In a response to the FDA letter, the company charged “that the investigators who conducted the inspection of the Utah Medical facility in February and March of 2003 engaged in inspectional practices in disregard of explicit instructions and policy stated in the FDA’s Investigations Operations Manual and prepared an Establishment Inspection Report [EIR] that contains numerous misrepresentations of the actual facts, bias and material omissions.” The company further said that “the number and significance of deficiencies found in the EIR suggests the real possibility of agency misconduct and bias against Utah Medical Products.” Since then, the agency and UTMD have been locked in a war of words.

The board of directors said it intends to continue UTMD’s share repurchase program when shares are undervalued, which it believes is in the best interest of its long-term shareholders.

Utah Medical Products, with a particular interest in healthcare for women and their babies, manufactures a range of disposable and reusable specialty medical devices.

Sound Surgical Technologies (Louisville, Colorado) reported that it has elected to postpone its previously disclosed (Medical Device Daily, May 4, 2005) initial public offering (IPO) of its common stock due to current market conditions.

The company said it believes that in the interest of long-term shareholder value there are presently more attractive capital raising alternatives than through an initial public offering.

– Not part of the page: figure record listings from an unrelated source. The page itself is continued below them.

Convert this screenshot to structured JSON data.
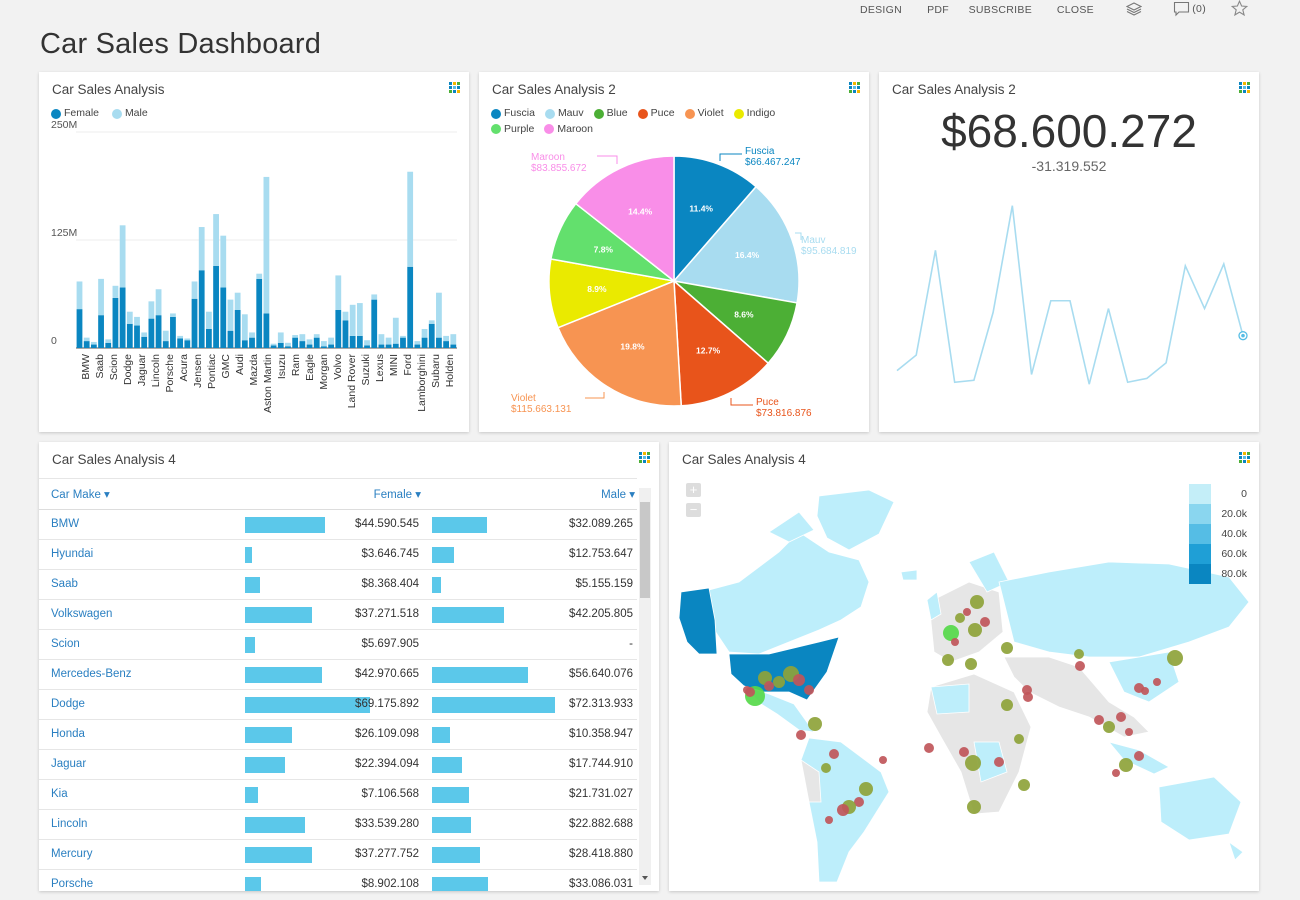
{
  "topbar": {
    "design": "DESIGN",
    "pdf": "PDF",
    "subscribe": "SUBSCRIBE",
    "close": "CLOSE",
    "comments": "(0)"
  },
  "page_title": "Car Sales Dashboard",
  "panels": {
    "bar": {
      "title": "Car Sales Analysis",
      "legend": [
        {
          "name": "Female",
          "color": "#0a86c1"
        },
        {
          "name": "Male",
          "color": "#a8dcf0"
        }
      ]
    },
    "pie": {
      "title": "Car Sales Analysis 2",
      "legend": [
        {
          "name": "Fuscia",
          "color": "#0a86c1"
        },
        {
          "name": "Mauv",
          "color": "#a8dcf0"
        },
        {
          "name": "Blue",
          "color": "#4caf35"
        },
        {
          "name": "Puce",
          "color": "#e8541b"
        },
        {
          "name": "Violet",
          "color": "#f79452"
        },
        {
          "name": "Indigo",
          "color": "#eaea00"
        },
        {
          "name": "Purple",
          "color": "#63e06d"
        },
        {
          "name": "Maroon",
          "color": "#f98ee8"
        }
      ]
    },
    "kpi": {
      "title": "Car Sales Analysis 2",
      "value": "$68.600.272",
      "delta": "-31.319.552"
    },
    "table": {
      "title": "Car Sales Analysis 4",
      "headers": {
        "make": "Car Make ▾",
        "female": "Female ▾",
        "male": "Male ▾"
      },
      "rows": [
        {
          "make": "BMW",
          "female": "$44.590.545",
          "male": "$32.089.265",
          "f": 44.59,
          "m": 32.09
        },
        {
          "make": "Hyundai",
          "female": "$3.646.745",
          "male": "$12.753.647",
          "f": 3.65,
          "m": 12.75
        },
        {
          "make": "Saab",
          "female": "$8.368.404",
          "male": "$5.155.159",
          "f": 8.37,
          "m": 5.16
        },
        {
          "make": "Volkswagen",
          "female": "$37.271.518",
          "male": "$42.205.805",
          "f": 37.27,
          "m": 42.21
        },
        {
          "make": "Scion",
          "female": "$5.697.905",
          "male": "-",
          "f": 5.7,
          "m": 0
        },
        {
          "make": "Mercedes-Benz",
          "female": "$42.970.665",
          "male": "$56.640.076",
          "f": 42.97,
          "m": 56.64
        },
        {
          "make": "Dodge",
          "female": "$69.175.892",
          "male": "$72.313.933",
          "f": 69.18,
          "m": 72.31
        },
        {
          "make": "Honda",
          "female": "$26.109.098",
          "male": "$10.358.947",
          "f": 26.11,
          "m": 10.36
        },
        {
          "make": "Jaguar",
          "female": "$22.394.094",
          "male": "$17.744.910",
          "f": 22.39,
          "m": 17.74
        },
        {
          "make": "Kia",
          "female": "$7.106.568",
          "male": "$21.731.027",
          "f": 7.11,
          "m": 21.73
        },
        {
          "make": "Lincoln",
          "female": "$33.539.280",
          "male": "$22.882.688",
          "f": 33.54,
          "m": 22.88
        },
        {
          "make": "Mercury",
          "female": "$37.277.752",
          "male": "$28.418.880",
          "f": 37.28,
          "m": 28.42
        },
        {
          "make": "Porsche",
          "female": "$8.902.108",
          "male": "$33.086.031",
          "f": 8.9,
          "m": 33.09
        }
      ]
    },
    "map": {
      "title": "Car Sales Analysis 4",
      "zoom_in": "+",
      "zoom_out": "−",
      "legend": [
        {
          "label": "0",
          "color": "#c4eef8"
        },
        {
          "label": "20.0k",
          "color": "#8ad6ef"
        },
        {
          "label": "40.0k",
          "color": "#55bde5"
        },
        {
          "label": "60.0k",
          "color": "#1f9fd6"
        },
        {
          "label": "80.0k",
          "color": "#0a86c1"
        }
      ]
    }
  },
  "chart_data": [
    {
      "type": "bar",
      "title": "Car Sales Analysis",
      "stacked": true,
      "ylim": [
        0,
        250
      ],
      "yticks": [
        "0",
        "125M",
        "250M"
      ],
      "categories": [
        "BMW",
        "Saab",
        "Scion",
        "Dodge",
        "Jaguar",
        "Lincoln",
        "Porsche",
        "Acura",
        "Jensen",
        "Pontiac",
        "GMC",
        "Audi",
        "Mazda",
        "Aston Martin",
        "Isuzu",
        "Ram",
        "Eagle",
        "Morgan",
        "Volvo",
        "Land Rover",
        "Suzuki",
        "Lexus",
        "MINI",
        "Ford",
        "Lamborghini",
        "Subaru",
        "Holden"
      ],
      "bars": [
        {
          "f": 45,
          "m": 32
        },
        {
          "f": 8,
          "m": 4
        },
        {
          "f": 4,
          "m": 3
        },
        {
          "f": 38,
          "m": 42
        },
        {
          "f": 6,
          "m": 4
        },
        {
          "f": 58,
          "m": 14
        },
        {
          "f": 70,
          "m": 72
        },
        {
          "f": 28,
          "m": 14
        },
        {
          "f": 26,
          "m": 10
        },
        {
          "f": 13,
          "m": 5
        },
        {
          "f": 34,
          "m": 20
        },
        {
          "f": 38,
          "m": 30
        },
        {
          "f": 8,
          "m": 12
        },
        {
          "f": 36,
          "m": 4
        },
        {
          "f": 11,
          "m": 3
        },
        {
          "f": 9,
          "m": 2
        },
        {
          "f": 57,
          "m": 20
        },
        {
          "f": 90,
          "m": 50
        },
        {
          "f": 22,
          "m": 20
        },
        {
          "f": 95,
          "m": 60
        },
        {
          "f": 70,
          "m": 60
        },
        {
          "f": 20,
          "m": 36
        },
        {
          "f": 44,
          "m": 20
        },
        {
          "f": 9,
          "m": 30
        },
        {
          "f": 12,
          "m": 6
        },
        {
          "f": 80,
          "m": 6
        },
        {
          "f": 40,
          "m": 158
        },
        {
          "f": 3,
          "m": 2
        },
        {
          "f": 6,
          "m": 12
        },
        {
          "f": 2,
          "m": 4
        },
        {
          "f": 12,
          "m": 3
        },
        {
          "f": 8,
          "m": 8
        },
        {
          "f": 4,
          "m": 6
        },
        {
          "f": 12,
          "m": 4
        },
        {
          "f": 2,
          "m": 6
        },
        {
          "f": 4,
          "m": 8
        },
        {
          "f": 44,
          "m": 40
        },
        {
          "f": 32,
          "m": 10
        },
        {
          "f": 14,
          "m": 36
        },
        {
          "f": 14,
          "m": 38
        },
        {
          "f": 3,
          "m": 6
        },
        {
          "f": 56,
          "m": 6
        },
        {
          "f": 4,
          "m": 12
        },
        {
          "f": 4,
          "m": 8
        },
        {
          "f": 5,
          "m": 30
        },
        {
          "f": 12,
          "m": 2
        },
        {
          "f": 94,
          "m": 110
        },
        {
          "f": 4,
          "m": 4
        },
        {
          "f": 12,
          "m": 10
        },
        {
          "f": 28,
          "m": 4
        },
        {
          "f": 12,
          "m": 52
        },
        {
          "f": 8,
          "m": 6
        },
        {
          "f": 4,
          "m": 12
        }
      ]
    },
    {
      "type": "pie",
      "title": "Car Sales Analysis 2",
      "slices": [
        {
          "name": "Fuscia",
          "value": 66467247,
          "label": "$66.467.247",
          "pct": "11.4%"
        },
        {
          "name": "Mauv",
          "value": 95684819,
          "label": "$95.684.819",
          "pct": "16.4%"
        },
        {
          "name": "Blue",
          "value": 50200000,
          "label": "",
          "pct": "8.6%"
        },
        {
          "name": "Puce",
          "value": 73816876,
          "label": "$73.816.876",
          "pct": "12.7%"
        },
        {
          "name": "Violet",
          "value": 115663131,
          "label": "$115.663.131",
          "pct": "19.8%"
        },
        {
          "name": "Indigo",
          "value": 51900000,
          "label": "",
          "pct": "8.9%"
        },
        {
          "name": "Purple",
          "value": 45500000,
          "label": "",
          "pct": "7.8%"
        },
        {
          "name": "Maroon",
          "value": 83855672,
          "label": "$83.855.672",
          "pct": "14.4%"
        }
      ]
    },
    {
      "type": "line",
      "title": "Car Sales Analysis 2",
      "ylim": [
        0,
        100
      ],
      "values": [
        10,
        18,
        72,
        4,
        5,
        40,
        95,
        8,
        46,
        46,
        3,
        42,
        4,
        6,
        14,
        64,
        42,
        65,
        28
      ]
    }
  ]
}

Earlier this month, the company had filed a registration statement with the Securities and Exchange Com-mission for an IPO that would have consisted of 3.3 million shares at a range of $5.50 to $7.50 per share, or potentially up to more than $24 million.

Sound Surgical said it believes it is in a very good position to continue its business expansion with “other capital alternatives” at this time.

The company will continue to evaluate market conditions and may proceed with a public offering at a later date.

Sound Surgical has developed the Vaser System, an ultrasound-based device that breaks up body fat for removal in a lipoplasty (or liposuction) type of procedure and began selling it in 2001.

With the Vaser, fat can be removed from any place on the body where a person has developed what the company calls “extra cushioning.”